This article is part of e27’s partnership with CEO Roundtable Podcast and Asian Investors Podcast, and CEO TV hosted by David Kim. This edited Q&A is based on the show’s original transcript. For the full interview, watch the YouTube videocast here.
We are in the midst of raising our US$15 million Series A round to fund our go-to-market, inventory and production, starting with Indonesia later this year and Thailand, Vietnam and the Philippines in 2023. I’m looking to reach a wider audience beyond the usual fundraising circuits I have access to and seek like-minded investor-partners to build our business together.
ION Mobility
Founded in late 2019, ION Mobility is the leading electric motorbike and clean energy company in Southeast Asia on a mission to create and deliver affordable, desirable and sustainable mobility and energy for everyone.

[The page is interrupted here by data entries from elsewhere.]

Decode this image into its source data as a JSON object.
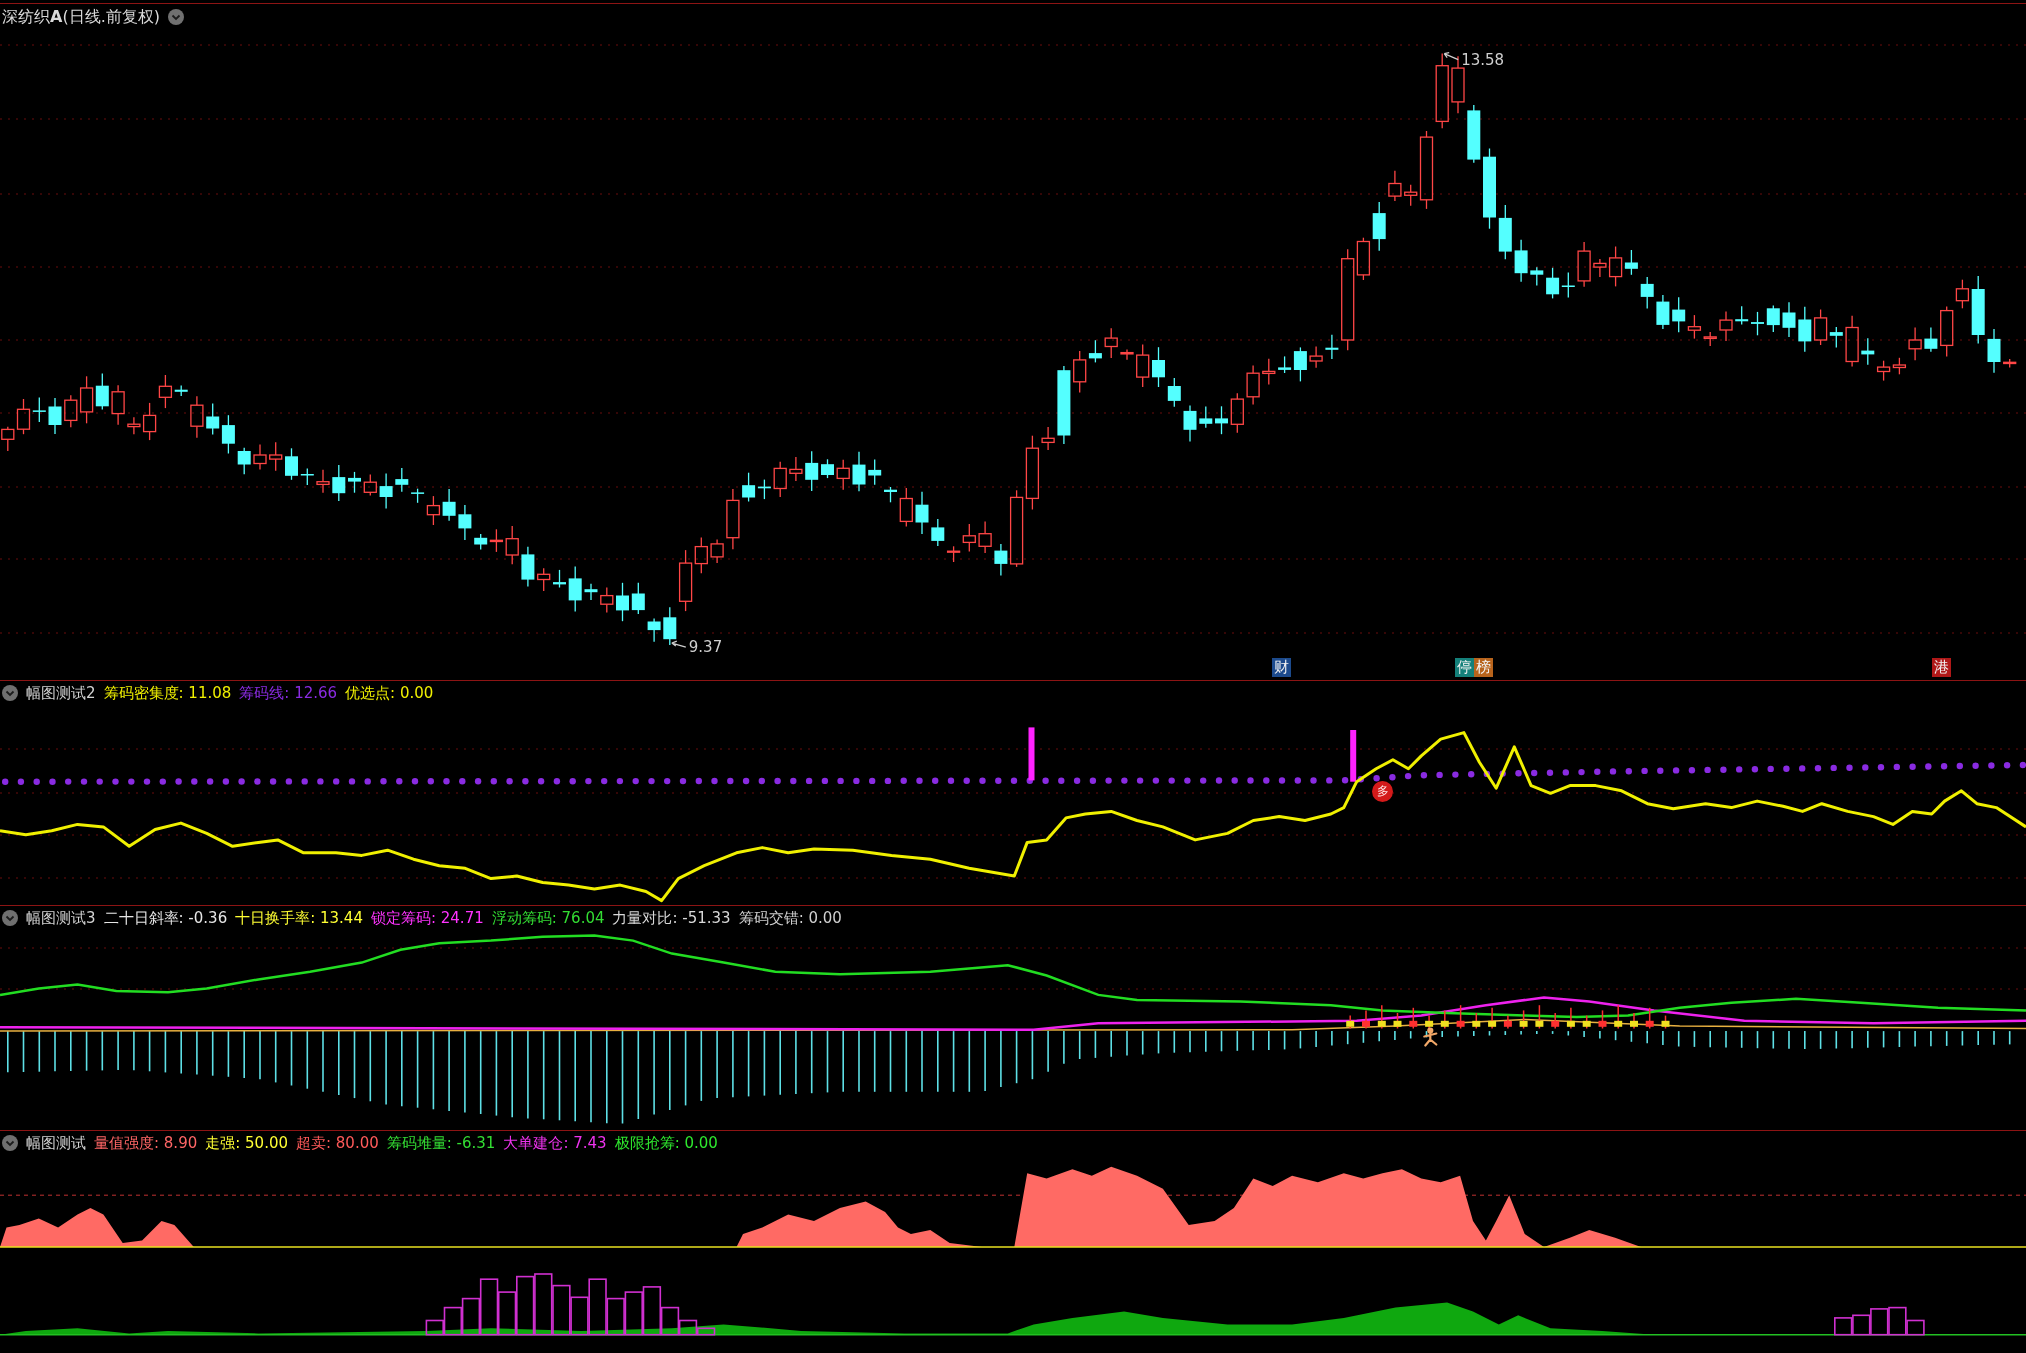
{
  "title": {
    "text": "深纺织**A**(日线.前复权)"
  },
  "main_chart": {
    "high_label": "13.58",
    "low_label": "9.37",
    "markers": [
      {
        "text": "财",
        "color": "#1c4a8c"
      },
      {
        "text": "停",
        "color": "#14807a"
      },
      {
        "text": "榜",
        "color": "#b8641c"
      },
      {
        "text": "港",
        "color": "#b01818"
      }
    ]
  },
  "panels": [
    {
      "kind": "chip_density",
      "name": "幅图测试2",
      "indicators": [
        {
          "text": "筹码密集度: 11.08",
          "color": "#f0f000"
        },
        {
          "text": "筹码线: 12.66",
          "color": "#8a2be2"
        },
        {
          "text": "优选点: 0.00",
          "color": "#f0f000"
        }
      ],
      "signal": "多"
    },
    {
      "kind": "chip_flow",
      "name": "幅图测试3",
      "indicators": [
        {
          "text": "二十日斜率: -0.36",
          "color": "#e6e6e6"
        },
        {
          "text": "十日换手率: 13.44",
          "color": "#ffff33"
        },
        {
          "text": "锁定筹码: 24.71",
          "color": "#ff33ff"
        },
        {
          "text": "浮动筹码: 76.04",
          "color": "#33dd33"
        },
        {
          "text": "力量对比: -51.33",
          "color": "#d8d8d8"
        },
        {
          "text": "筹码交错: 0.00",
          "color": "#d0d0d0"
        }
      ]
    },
    {
      "kind": "volume_strength",
      "name": "幅图测试",
      "indicators": [
        {
          "text": "量值强度: 8.90",
          "color": "#ff6666"
        },
        {
          "text": "走强: 50.00",
          "color": "#ffff33"
        },
        {
          "text": "超卖: 80.00",
          "color": "#ff5a5a"
        },
        {
          "text": "筹码堆量: -6.31",
          "color": "#33dd33"
        },
        {
          "text": "大单建仓: 7.43",
          "color": "#ee33ee"
        },
        {
          "text": "极限抢筹: 0.00",
          "color": "#2ee82e"
        }
      ]
    }
  ]
}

Since 2020, the company has built teams across Singapore, Indonesia and China amidst the pandemic, raised over US$6.8 million in funding from angels and venture funds and is on track to launch its EV motorbike for pre-orders in Indonesia later in 2022.
James Chan is the founder and CEO of ION Mobility. He was trained as an electrical and computer engineer and has been a serial entrepreneur, investor and public servant on all three sides of the table at organisations he formed or was a part of, across industries the likes of fintech, internet, 3D printing, robotics and automation, venture capital and public policy.
A recipient of the EDB Singapore Inc. scholarship in 2002, Chan has over 16 years of experience and a track record in economic and industry policy formulation and implementation, venture capital, product development and management, business strategy and development, finance and operations in the technology and startup ecosystem in Southeast and East Asia.
What problems is Ion Mobility solving now?
Top EV companies like Tesla, Rivian, Lucid Motors and NIO have proven the viability and sustainability of electric mobility in their respective cars and trucks segment over the past 10-odd years. I’m looking to build and scale ION Mobility into the SE Asian equivalent of an EV mobility company with road-worthy electric motorbikes, a cleaner-energy fast-charging network, and an insane focus on SE Asian consumer markets.
Motorbikes outsell cars 6-to-1 in Indonesia, which is the third-largest Internal Combustion Engine (ICE) motorbike market in the world (by new sales each year). The ubiquitous motorbike touches the lives of over 200 million people across our region, with Indonesia and its 112+ million ICE motorbike population, Vietnam’s 50+ million and Thailand’s 22+ million.
Contrary to popular belief, ICE motorbikes are often responsible for more pollution than cars, emitting up to 16 times more hydrocarbons, three times more carbon monoxide and other pollutants across their lifespan.
Also Read: ION Mobility lands US$6.8M as it prepares to launch smart e-motorbike in Singapore
By reducing hesitation and friction and accelerating consumers’ transition away from ICE towards fast-charging electric motorbikes, ION Mobility can be in a pole position to play a significant role in the reduction of urban air (and noise) pollution, nations’ socio-economic dependency on fuel subsidies, supply chain and industrial development and a more sustainable socio-economic development centred around cities across SE Asia.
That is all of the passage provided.